El Hudson es una marea: el agua fluye río arriba durante seis horas y luego regresa durante otras seis. Mientras Marcel y yo trabajábamos en nuestra choza de madera junto a la orilla del río, la línea de agua avanzaba poco a poco hasta la orilla hasta mojar nuestros zapatos y calcetines. Las fuerzas primarias del universo lamían nuestros pies. Estar en el agua, parte de la red de océanos y corrientes que conectan el mundo, libera la tensión en tu pecho y te permite respirar más profundo. Su inmensidad inspira una gran imaginación y una pequeñez del yo que facilitan la conversación y la creación.

No necesitas una caña de pescar para eso, pero ayuda tener algo que hacer. Mientras construíamos nuestra cabaña de madera flotante junto al agua, le enseñé a Marcel cómo construir una palanca simple para izar grandes trozos de madera flotante en su lugar. Quedó asombrado por su primitiva utilidad.

Conocimos a otras personas del río: paseadores de perros, observadores de aves, fotógrafos: un pescador anciano llamado Phil que, como nosotros, nunca parecía estar pescando. Conocimos a Phil por primera vez en una playa con vista a una ensenada. Nos dijo que creció pescando cangrejos a mano con su padre en las piscinas de agua dulce del oeste de Puerto Rico y que había estado pescando en el Hudson durante 40 años. Vio los binoculares de Marcel y preguntó si habíamos visto alguna gran garza azul. Acabábamos de ver uno en la base de una cascada junto al arroyo, de pie como una estatua, mirando el agua. Lo vimos durante unos 20 minutos, pero nunca se movió. Phil dijo: "Está pescando arenques. Los arenques suben del océano a esta hora, y las rayas están justo detrás de ellos. Cuando sigo viendo a la garza azul pescando arenques, sé que es casi la hora de las rayas".

Vimos a Phil cada uno de los días restantes de vacaciones, con zapatillas deportivas y una gorra Kangol, paseando por la costa de la península de Dennings Point y por las playas del río, con las manos entrelazadas a la espalda. Me preguntaba por qué no estaba pescando todavía. En toda la orilla del río, los pescadores de rayas ya estaban sentados pacientemente junto a sus líneas en el agua, pero Phil siempre estaba sin caña de pescar.

Una tarde, nos paramos junto a él en un muelle junto al pantano de Fishkill, donde hay una vista especialmente serena. El agua, perfectamente quieta, refleja un parche de cañas que soplan suavemente contra un telón de fondo panorámico de las Tierras Altas de Hudson. El águila pescadora y el águila calva cazan allí y, a principios de mayo, se pueden ver rayas en desove retorciéndose en las aguas poco profundas. Se me ocurrió que Phil podría no preocuparse por la pesca tanto como antes. Tal vez ya no necesitaba pescar. Tal vez simplemente le gustaba estar ahí, observando a los animales, liberando su energía y absorbiendo la energía del agua.

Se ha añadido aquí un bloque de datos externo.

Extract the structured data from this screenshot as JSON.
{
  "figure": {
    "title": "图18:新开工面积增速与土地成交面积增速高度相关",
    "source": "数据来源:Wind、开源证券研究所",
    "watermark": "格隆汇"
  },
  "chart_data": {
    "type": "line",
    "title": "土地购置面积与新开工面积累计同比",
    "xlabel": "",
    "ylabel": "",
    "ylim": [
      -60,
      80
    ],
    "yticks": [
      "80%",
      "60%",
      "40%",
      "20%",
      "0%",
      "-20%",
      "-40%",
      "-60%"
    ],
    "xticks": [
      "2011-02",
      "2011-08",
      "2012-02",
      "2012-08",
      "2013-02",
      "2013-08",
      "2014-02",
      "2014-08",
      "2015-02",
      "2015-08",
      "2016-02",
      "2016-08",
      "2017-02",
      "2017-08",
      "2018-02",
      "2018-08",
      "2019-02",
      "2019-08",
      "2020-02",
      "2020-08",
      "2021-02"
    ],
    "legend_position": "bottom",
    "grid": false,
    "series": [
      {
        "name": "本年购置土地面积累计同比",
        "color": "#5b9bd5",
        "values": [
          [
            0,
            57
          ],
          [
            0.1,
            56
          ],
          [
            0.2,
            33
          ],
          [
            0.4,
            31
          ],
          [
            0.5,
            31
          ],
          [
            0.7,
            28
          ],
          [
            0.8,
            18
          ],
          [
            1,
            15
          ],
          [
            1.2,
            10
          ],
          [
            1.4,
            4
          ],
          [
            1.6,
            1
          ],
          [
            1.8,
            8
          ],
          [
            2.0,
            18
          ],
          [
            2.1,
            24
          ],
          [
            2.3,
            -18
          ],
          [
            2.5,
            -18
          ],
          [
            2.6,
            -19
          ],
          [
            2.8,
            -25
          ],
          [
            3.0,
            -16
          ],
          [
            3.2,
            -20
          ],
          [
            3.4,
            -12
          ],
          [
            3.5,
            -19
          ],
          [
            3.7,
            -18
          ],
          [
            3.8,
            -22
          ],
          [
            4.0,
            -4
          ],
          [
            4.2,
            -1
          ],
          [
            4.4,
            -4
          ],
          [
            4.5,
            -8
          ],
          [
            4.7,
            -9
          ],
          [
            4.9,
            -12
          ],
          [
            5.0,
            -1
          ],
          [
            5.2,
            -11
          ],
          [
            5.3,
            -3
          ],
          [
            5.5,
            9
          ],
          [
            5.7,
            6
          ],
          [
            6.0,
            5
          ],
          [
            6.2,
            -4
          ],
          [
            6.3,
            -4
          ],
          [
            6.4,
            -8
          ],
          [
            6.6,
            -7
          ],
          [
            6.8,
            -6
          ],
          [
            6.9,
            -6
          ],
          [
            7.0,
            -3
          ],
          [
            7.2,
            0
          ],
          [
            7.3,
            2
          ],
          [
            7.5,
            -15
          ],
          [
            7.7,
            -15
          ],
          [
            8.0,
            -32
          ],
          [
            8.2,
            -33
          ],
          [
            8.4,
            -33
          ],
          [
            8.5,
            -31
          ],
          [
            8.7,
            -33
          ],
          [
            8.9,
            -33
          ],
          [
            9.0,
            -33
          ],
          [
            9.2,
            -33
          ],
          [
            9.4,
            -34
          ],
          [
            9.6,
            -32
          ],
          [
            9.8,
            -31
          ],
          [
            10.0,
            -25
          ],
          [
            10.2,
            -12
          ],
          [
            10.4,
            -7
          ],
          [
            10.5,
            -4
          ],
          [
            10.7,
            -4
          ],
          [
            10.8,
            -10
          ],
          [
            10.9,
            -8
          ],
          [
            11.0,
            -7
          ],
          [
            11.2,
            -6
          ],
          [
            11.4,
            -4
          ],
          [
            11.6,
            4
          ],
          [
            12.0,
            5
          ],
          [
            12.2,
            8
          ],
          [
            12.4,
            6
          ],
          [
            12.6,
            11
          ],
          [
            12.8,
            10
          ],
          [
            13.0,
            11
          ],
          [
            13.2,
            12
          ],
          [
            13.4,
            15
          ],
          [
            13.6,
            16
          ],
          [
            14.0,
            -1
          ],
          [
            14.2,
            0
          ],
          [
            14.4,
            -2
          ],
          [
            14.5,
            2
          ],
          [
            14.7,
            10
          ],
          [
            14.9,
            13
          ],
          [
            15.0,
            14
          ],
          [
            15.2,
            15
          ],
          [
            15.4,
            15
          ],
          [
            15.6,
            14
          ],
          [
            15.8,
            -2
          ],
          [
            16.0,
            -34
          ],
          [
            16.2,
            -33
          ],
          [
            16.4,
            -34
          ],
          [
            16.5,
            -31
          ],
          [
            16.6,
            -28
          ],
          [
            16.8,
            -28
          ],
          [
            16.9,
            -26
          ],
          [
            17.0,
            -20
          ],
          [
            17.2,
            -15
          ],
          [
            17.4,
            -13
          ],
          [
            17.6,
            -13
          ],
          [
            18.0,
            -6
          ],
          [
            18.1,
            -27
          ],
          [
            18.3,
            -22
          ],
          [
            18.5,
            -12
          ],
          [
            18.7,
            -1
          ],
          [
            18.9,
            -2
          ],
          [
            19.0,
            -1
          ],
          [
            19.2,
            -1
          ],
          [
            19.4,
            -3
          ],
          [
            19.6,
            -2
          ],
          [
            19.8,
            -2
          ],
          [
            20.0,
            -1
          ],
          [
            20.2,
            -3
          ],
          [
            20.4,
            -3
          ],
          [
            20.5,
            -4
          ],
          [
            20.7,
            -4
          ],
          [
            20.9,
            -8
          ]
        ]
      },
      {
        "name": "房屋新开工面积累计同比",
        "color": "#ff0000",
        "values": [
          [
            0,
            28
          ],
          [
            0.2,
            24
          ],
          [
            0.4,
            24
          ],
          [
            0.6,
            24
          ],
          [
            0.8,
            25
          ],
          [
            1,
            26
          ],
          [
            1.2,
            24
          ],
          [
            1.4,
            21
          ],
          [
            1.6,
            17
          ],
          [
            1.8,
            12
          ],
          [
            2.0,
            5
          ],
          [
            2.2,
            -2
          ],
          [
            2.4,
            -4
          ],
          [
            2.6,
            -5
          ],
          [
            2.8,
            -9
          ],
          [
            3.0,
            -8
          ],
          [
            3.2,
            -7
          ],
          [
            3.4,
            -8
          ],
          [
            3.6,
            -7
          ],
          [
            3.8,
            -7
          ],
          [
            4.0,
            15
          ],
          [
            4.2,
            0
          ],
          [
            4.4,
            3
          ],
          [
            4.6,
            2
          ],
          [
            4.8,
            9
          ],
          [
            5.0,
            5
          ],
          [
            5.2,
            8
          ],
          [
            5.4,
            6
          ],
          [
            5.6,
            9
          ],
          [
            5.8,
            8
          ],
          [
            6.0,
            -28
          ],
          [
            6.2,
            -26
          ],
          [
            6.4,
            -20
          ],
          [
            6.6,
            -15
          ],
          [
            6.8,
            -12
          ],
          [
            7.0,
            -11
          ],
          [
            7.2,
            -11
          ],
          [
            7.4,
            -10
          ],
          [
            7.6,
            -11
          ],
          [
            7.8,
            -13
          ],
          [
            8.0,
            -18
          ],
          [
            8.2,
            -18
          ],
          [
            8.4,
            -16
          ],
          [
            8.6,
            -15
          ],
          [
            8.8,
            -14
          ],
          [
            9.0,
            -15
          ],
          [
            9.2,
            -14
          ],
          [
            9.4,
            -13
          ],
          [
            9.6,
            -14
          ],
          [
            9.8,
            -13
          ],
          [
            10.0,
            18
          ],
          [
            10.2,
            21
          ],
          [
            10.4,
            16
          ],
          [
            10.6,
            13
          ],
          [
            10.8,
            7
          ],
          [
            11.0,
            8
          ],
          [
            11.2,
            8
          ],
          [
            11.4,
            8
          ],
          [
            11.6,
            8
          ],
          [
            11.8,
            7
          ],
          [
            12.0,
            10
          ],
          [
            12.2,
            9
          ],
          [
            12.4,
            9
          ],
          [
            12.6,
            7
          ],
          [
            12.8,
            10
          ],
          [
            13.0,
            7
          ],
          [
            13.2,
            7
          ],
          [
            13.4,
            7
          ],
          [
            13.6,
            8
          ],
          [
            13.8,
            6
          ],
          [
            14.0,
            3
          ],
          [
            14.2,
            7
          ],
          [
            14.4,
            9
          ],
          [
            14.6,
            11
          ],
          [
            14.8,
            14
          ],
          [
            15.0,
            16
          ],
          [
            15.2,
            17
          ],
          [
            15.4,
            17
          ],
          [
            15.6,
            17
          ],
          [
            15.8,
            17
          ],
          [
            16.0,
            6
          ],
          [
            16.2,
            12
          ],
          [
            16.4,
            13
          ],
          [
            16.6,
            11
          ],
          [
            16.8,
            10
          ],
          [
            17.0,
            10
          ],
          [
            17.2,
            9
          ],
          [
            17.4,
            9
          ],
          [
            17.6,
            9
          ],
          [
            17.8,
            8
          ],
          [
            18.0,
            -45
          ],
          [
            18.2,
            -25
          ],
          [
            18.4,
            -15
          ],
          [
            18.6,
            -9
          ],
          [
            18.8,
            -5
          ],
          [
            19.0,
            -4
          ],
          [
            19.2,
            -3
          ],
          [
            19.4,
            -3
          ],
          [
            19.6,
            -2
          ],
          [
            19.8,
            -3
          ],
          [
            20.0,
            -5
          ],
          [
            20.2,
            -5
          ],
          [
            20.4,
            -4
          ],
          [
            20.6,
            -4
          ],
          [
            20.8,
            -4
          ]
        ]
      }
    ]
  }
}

De pie allí, me di cuenta de que tal vez me gusta todo lo relacionado con la pesca, excepto la pesca en sí. Me gusta estar junto al agua, me gusta entender los patrones de la naturaleza, me gusta usar sobrecamisas con muchos bolsillos, pero sentarme con una línea en el agua se siente como estar atado al lecho del río. Reflexioné sobre mi bisabuelo y las otras cosas que hicimos juntos. También fue un ávido jardinero. Una vez me vio arrancar dos tomates jugosos de la vid y morder uno, y luego me llevó adentro para que mi bisabuela pudiera hacer un sándwich de tomate y mayonesa: tostadas blancas, mayonesa, sal y pimienta, y una rodaja grande de tomate. Me senté con él a la mesa y comí uno, luego dos, luego le pedí otro a mi bisabuela. El abuelo Arbor me miró, sonriendo. Me sugirió que me saltara el cuarto grado para pasar el año haciendo jardinería con él. No habría desperdiciado nuestro tiempo pescando porque sabía que no me gustaba. Él me vio por lo que yo era.

De vuelta en el pantano, un tren atravesó la vista como si se deslizara sobre el agua. Phil vio una gran garza azul y la señaló. Vimos cómo el pájaro esbelto se transformaba en un dinosaurio cuando abría sus alas, con una extensión de 6 pies de ancho, y luego volaba bajo sobre los juncos. Nunca me di cuenta de lo grandes que eran hasta entonces. Se había visto tan manso unos días antes, casi invisible, de pie, mirando el agua con el cuello torcido, esperando un pez.